American football player and coach (born 1982)

Jovan Haye (born June 21, 1982) is the defensive ends coach for the Vanderbilt Commodores. A former American football defensive lineman, Haye was selected by the Carolina Panthers in the sixth round of the 2005 NFL draft. He played college football at Vanderbilt.

Haye was also a member of the Cleveland Browns, Tampa Bay Buccaneers, Tennessee Titans and Detroit Lions.

==Early life==
Haye attended high school at Dillard High School in Fort Lauderdale, FL. He did not start playing football until his junior year, but still earned first-team All-State honors at offensive guard as a junior and senior. Aside from his athletic achievements, he also performed well academically, graduating with a 4.5 grade point average.

==College career==
Jovan Haye played college football at Vanderbilt. During his career he started 34 of 35 games and recorded 149 tackles, 10.5 sacks, and one interception. After his junior season, Haye entered the NFL draft.

==Professional career==

===Carolina Panthers===
Haye was drafted by the Carolina Panthers in the sixth round of the 2005 NFL draft with the 189th overall pick. He only played two games for the Panthers and was cut on September 2, 2006.

===Cleveland Browns===
Haye was signed by the Cleveland Browns on September 3, 2006. On September 12, 2006, he was released, but was signed to Browns practice squad on September 14, 2006.

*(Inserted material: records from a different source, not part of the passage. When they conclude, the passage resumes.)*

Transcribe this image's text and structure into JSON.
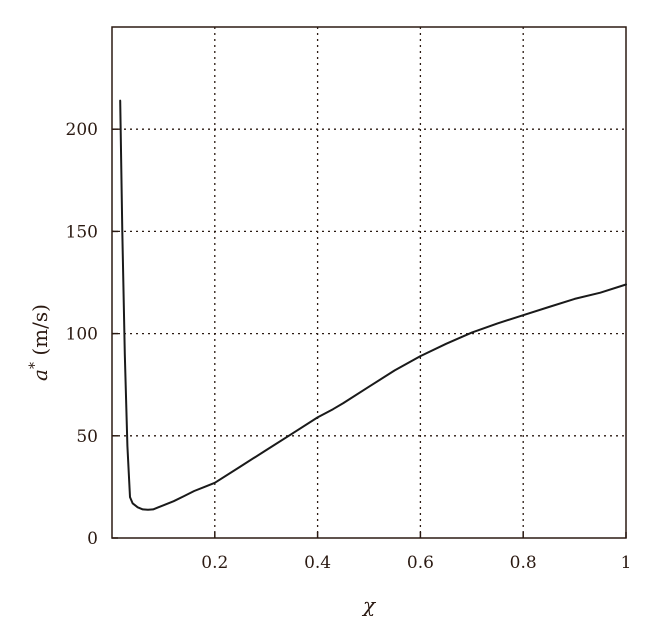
{
  "chart_data": {
    "type": "line",
    "title": "",
    "xlabel": "χ",
    "ylabel_symbol": "a",
    "ylabel_superscript": "*",
    "ylabel_unit": " (m/s)",
    "xlim": [
      0.0,
      1.0
    ],
    "ylim": [
      0,
      250
    ],
    "x_ticks": [
      {
        "value": 0.2,
        "label": "0.2"
      },
      {
        "value": 0.4,
        "label": "0.4"
      },
      {
        "value": 0.6,
        "label": "0.6"
      },
      {
        "value": 0.8,
        "label": "0.8"
      },
      {
        "value": 1.0,
        "label": "1"
      }
    ],
    "y_ticks": [
      {
        "value": 0,
        "label": "0"
      },
      {
        "value": 50,
        "label": "50"
      },
      {
        "value": 100,
        "label": "100"
      },
      {
        "value": 150,
        "label": "150"
      },
      {
        "value": 200,
        "label": "200"
      }
    ],
    "grid": true,
    "legend": "none",
    "series": [
      {
        "x": [
          0.016,
          0.02,
          0.025,
          0.03,
          0.035,
          0.04,
          0.05,
          0.06,
          0.07,
          0.08,
          0.09,
          0.1,
          0.12,
          0.14,
          0.16,
          0.18,
          0.2,
          0.25,
          0.3,
          0.35,
          0.4,
          0.43,
          0.45,
          0.5,
          0.55,
          0.6,
          0.65,
          0.7,
          0.75,
          0.8,
          0.85,
          0.9,
          0.95,
          1.0
        ],
        "y": [
          214,
          150,
          90,
          45,
          20,
          17,
          15,
          14,
          13.8,
          14,
          15,
          16,
          18,
          20.5,
          23,
          25,
          27,
          35,
          43,
          51,
          59,
          63,
          66,
          74,
          82,
          89,
          95,
          100.5,
          105,
          109,
          113,
          117,
          120,
          124
        ]
      }
    ]
  }
}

===Tampa Bay Buccaneers (first stint)===
Haye was signed by the Tampa Bay Buccaneers on October 25, 2006. In his first season with the Bucs he played in nine games and recorded 17 tackles. In 2007, he became a full-time starter for the Bucs, starting all 16 games. He finished the season with 68 tackles and six sacks. In 2008, he started 14 of 15 games, recording 33 tackles and no sacks.

===Tennessee Titans===
On March 2, 2009, Haye agreed to a four-year, $16 million contract with the Tennessee Titans. He was waived on August 29, 2011.

===Detroit Lions===
On December 9, 2011, Haye signed with the Detroit Lions. Four days later, on December 13, 2011, he was released by the Lions.

===Tampa Bay Buccaneers (second stint)===
Haye re-signed with the Buccaneers on December 19, 2011.

==NFL career statistics==

Legend
| Bold | Career high |

===Regular season===

Year: Team; Games; Tackles; Interceptions; Fumbles
GP: GS; Cmb; Solo; Ast; Sck; TFL; Int; Yds; TD; Lng; PD; FF; FR; Yds; TD
2005: CAR; 2; 0; 0; 0; 0; 0.0; 0; 0; 0; 0; 0; 0; 0; 0; 0; 0
2006: TAM; 9; 0; 17; 11; 6; 0.0; 0; 0; 0; 0; 0; 0; 0; 0; 0; 0
2007: TAM; 16; 16; 68; 48; 20; 6.0; 5; 0; 0; 0; 0; 3; 1; 4; 9; 0
2008: TAM; 15; 14; 33; 25; 8; 0.0; 2; 0; 0; 0; 0; 1; 0; 0; 0; 0
2009: TEN; 15; 15; 32; 20; 12; 0.5; 2; 0; 0; 0; 0; 0; 0; 0; 0; 0
2010: TEN; 14; 1; 31; 22; 9; 0.0; 1; 0; 0; 0; 0; 1; 0; 0; 0; 0
2011: DET; 1; 0; 2; 0; 2; 0.0; 0; 0; 0; 0; 0; 0; 0; 0; 0; 0
TAM: 1; 0; 2; 2; 0; 0.0; 0; 0; 0; 0; 0; 0; 0; 0; 0; 0
73; 46; 185; 128; 57; 6.5; 10; 0; 0; 0; 0; 5; 1; 4; 9; 0

===Playoffs===

Year: Team; Games; Tackles; Interceptions; Fumbles
GP: GS; Cmb; Solo; Ast; Sck; TFL; Int; Yds; TD; Lng; PD; FF; FR; Yds; TD
2007: TAM; 1; 1; 5; 3; 2; 0.0; 1; 0; 0; 0; 0; 0; 0; 0; 0; 0
1; 1; 5; 3; 2; 0.0; 1; 0; 0; 0; 0; 0; 0; 0; 0; 0

==Coaching career==
In 2018, Haye was hired by his alma mater, Vanderbilt, to serve as a Defensive Quality Control coach. The following season, he was promoted to coaching the team's defensive line. In 2021 he was retained by Clark Lea and moved to coach the defensive ends.